Toda su obra está ligada al compromiso político, al deseo de articular un discurso que organiza en contrastes, en series; de figuras en las calles, con guerrilleros cubanos protagonizando la historia, de pobres de Venezuela, Brasil o Nueva York, con la punzante denuncia de la vida en el capitalismo y las mentiras servidas por la fascinación publicitaria. Gasparini deja en Karakaracas su más de medio siglo de vida en la capital venezolana; en El suplicante, cuatro décadas de viajes mexicanos, y en Andata e ritorno, el testimonio de su mirada entre Europa y América a lo largo de sesenta años.

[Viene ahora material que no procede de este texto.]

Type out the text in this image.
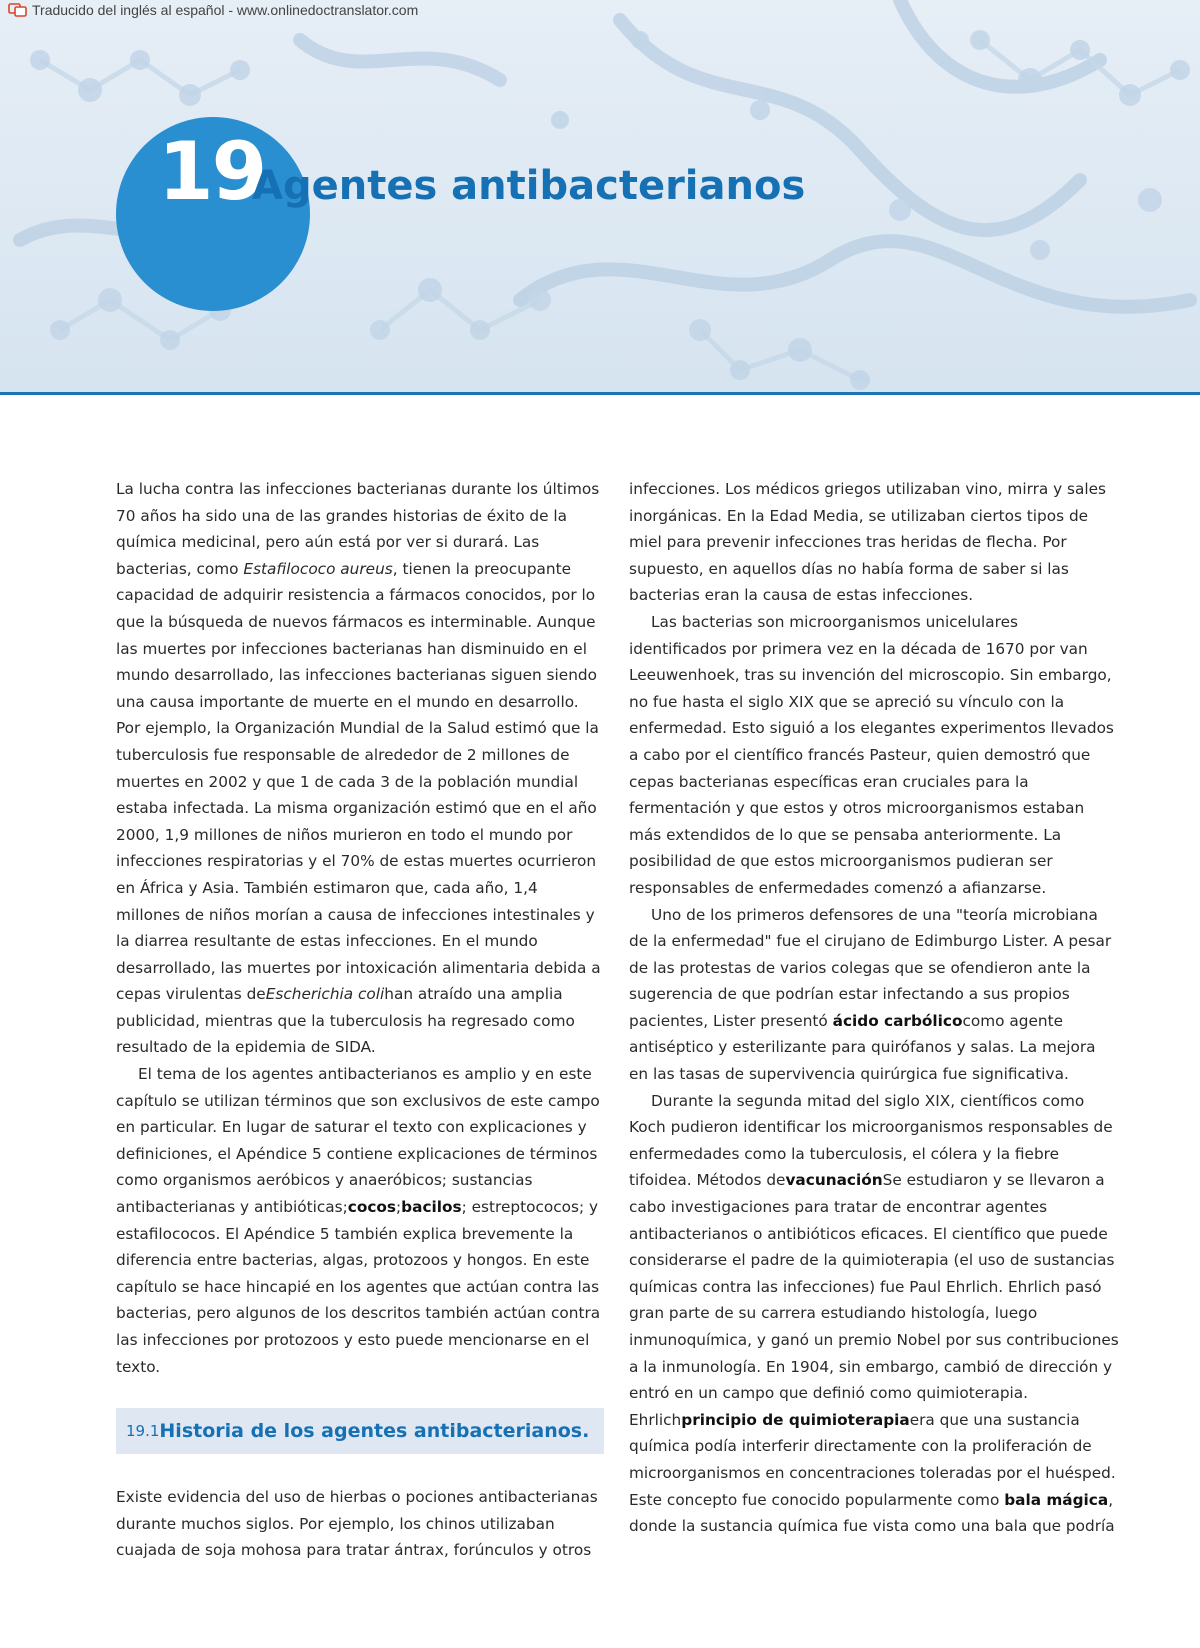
Traducido del inglés al español - www.onlinedoctranslator.com
19
Agentes antibacterianos

La lucha contra las infecciones bacterianas durante los últimos 70 años ha sido una de las grandes historias de éxito de la química medicinal, pero aún está por ver si durará. Las bacterias, como Estafilococo aureus, tienen la preocupante capacidad de adquirir resistencia a fármacos conocidos, por lo que la búsqueda de nuevos fármacos es interminable. Aunque las muertes por infecciones bacterianas han disminuido en el mundo desarrollado, las infecciones bacterianas siguen siendo una causa importante de muerte en el mundo en desarrollo. Por ejemplo, la Organización Mundial de la Salud estimó que la tuberculosis fue responsable de alrededor de 2 millones de muertes en 2002 y que 1 de cada 3 de la población mundial estaba infectada. La misma organización estimó que en el año 2000, 1,9 millones de niños murieron en todo el mundo por infecciones respiratorias y el 70% de estas muertes ocurrieron en África y Asia. También estimaron que, cada año, 1,4 millones de niños morían a causa de infecciones intestinales y la diarrea resultante de estas infecciones. En el mundo desarrollado, las muertes por intoxicación alimentaria debida a cepas virulentas deEscherichia colihan atraído una amplia publicidad, mientras que la tuberculosis ha regresado como resultado de la epidemia de SIDA.

El tema de los agentes antibacterianos es amplio y en este capítulo se utilizan términos que son exclusivos de este campo en particular. En lugar de saturar el texto con explicaciones y definiciones, el Apéndice 5 contiene explicaciones de términos como organismos aeróbicos y anaeróbicos; sustancias antibacterianas y antibióticas;cocos;bacilos; estreptococos; y estafilococos. El Apéndice 5 también explica brevemente la diferencia entre bacterias, algas, protozoos y hongos. En este capítulo se hace hincapié en los agentes que actúan contra las bacterias, pero algunos de los descritos también actúan contra las infecciones por protozoos y esto puede mencionarse en el texto.

19.1 Historia de los agentes antibacterianos.

Existe evidencia del uso de hierbas o pociones antibacterianas durante muchos siglos. Por ejemplo, los chinos utilizaban cuajada de soja mohosa para tratar ántrax, forúnculos y otros

infecciones. Los médicos griegos utilizaban vino, mirra y sales inorgánicas. En la Edad Media, se utilizaban ciertos tipos de miel para prevenir infecciones tras heridas de flecha. Por supuesto, en aquellos días no había forma de saber si las bacterias eran la causa de estas infecciones.

Las bacterias son microorganismos unicelulares identificados por primera vez en la década de 1670 por van Leeuwenhoek, tras su invención del microscopio. Sin embargo, no fue hasta el siglo XIX que se apreció su vínculo con la enfermedad. Esto siguió a los elegantes experimentos llevados a cabo por el científico francés Pasteur, quien demostró que cepas bacterianas específicas eran cruciales para la fermentación y que estos y otros microorganismos estaban más extendidos de lo que se pensaba anteriormente. La posibilidad de que estos microorganismos pudieran ser responsables de enfermedades comenzó a afianzarse.

Uno de los primeros defensores de una "teoría microbiana de la enfermedad" fue el cirujano de Edimburgo Lister. A pesar de las protestas de varios colegas que se ofendieron ante la sugerencia de que podrían estar infectando a sus propios pacientes, Lister presentó ácido carbólicocomo agente antiséptico y esterilizante para quirófanos y salas. La mejora en las tasas de supervivencia quirúrgica fue significativa.

Durante la segunda mitad del siglo XIX, científicos como Koch pudieron identificar los microorganismos responsables de enfermedades como la tuberculosis, el cólera y la fiebre tifoidea. Métodos devacunaciónSe estudiaron y se llevaron a cabo investigaciones para tratar de encontrar agentes antibacterianos o antibióticos eficaces. El científico que puede considerarse el padre de la quimioterapia (el uso de sustancias químicas contra las infecciones) fue Paul Ehrlich. Ehrlich pasó gran parte de su carrera estudiando histología, luego inmunoquímica, y ganó un premio Nobel por sus contribuciones a la inmunología. En 1904, sin embargo, cambió de dirección y entró en un campo que definió como quimioterapia. Ehrlichprincipio de quimioterapiaera que una sustancia química podía interferir directamente con la proliferación de microorganismos en concentraciones toleradas por el huésped. Este concepto fue conocido popularmente como bala mágica, donde la sustancia química fue vista como una bala que podría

Declara ahora su decepción por el rumbo de Cuba, pero insiste en el discurso que contienen sus fotografías, hechas para reflexionar, dice, sobre la «amarga realidad que vivimos, cada vez peor». Parecen palabras de un militante cansado, porque el humilde barro de la historia está hecho también de decepciones; tal vez inevitables para alguien atrapado en el drama de los éxodos de pobres expulsados por la guerra o el acoso estadounidense, pero América Latina, que ha padecideo las dictaduras militares impuestas por Washington, no sería mejor sin la existencia de la revolución cubana, viva pese a los achaques, al bloqueo, e incluso a las resistencias internas a formular un nuevo horizonte que asegure el futuro del socialismo cubano.
Al salir, como si fuera un mensaje, me di cuenta de que el aviso musical que anuncia las paradas del autobús D20 del litoral eran notas de la sintonía de Radio Moscú que se escuchaban con sigilo en las noches del franquismo.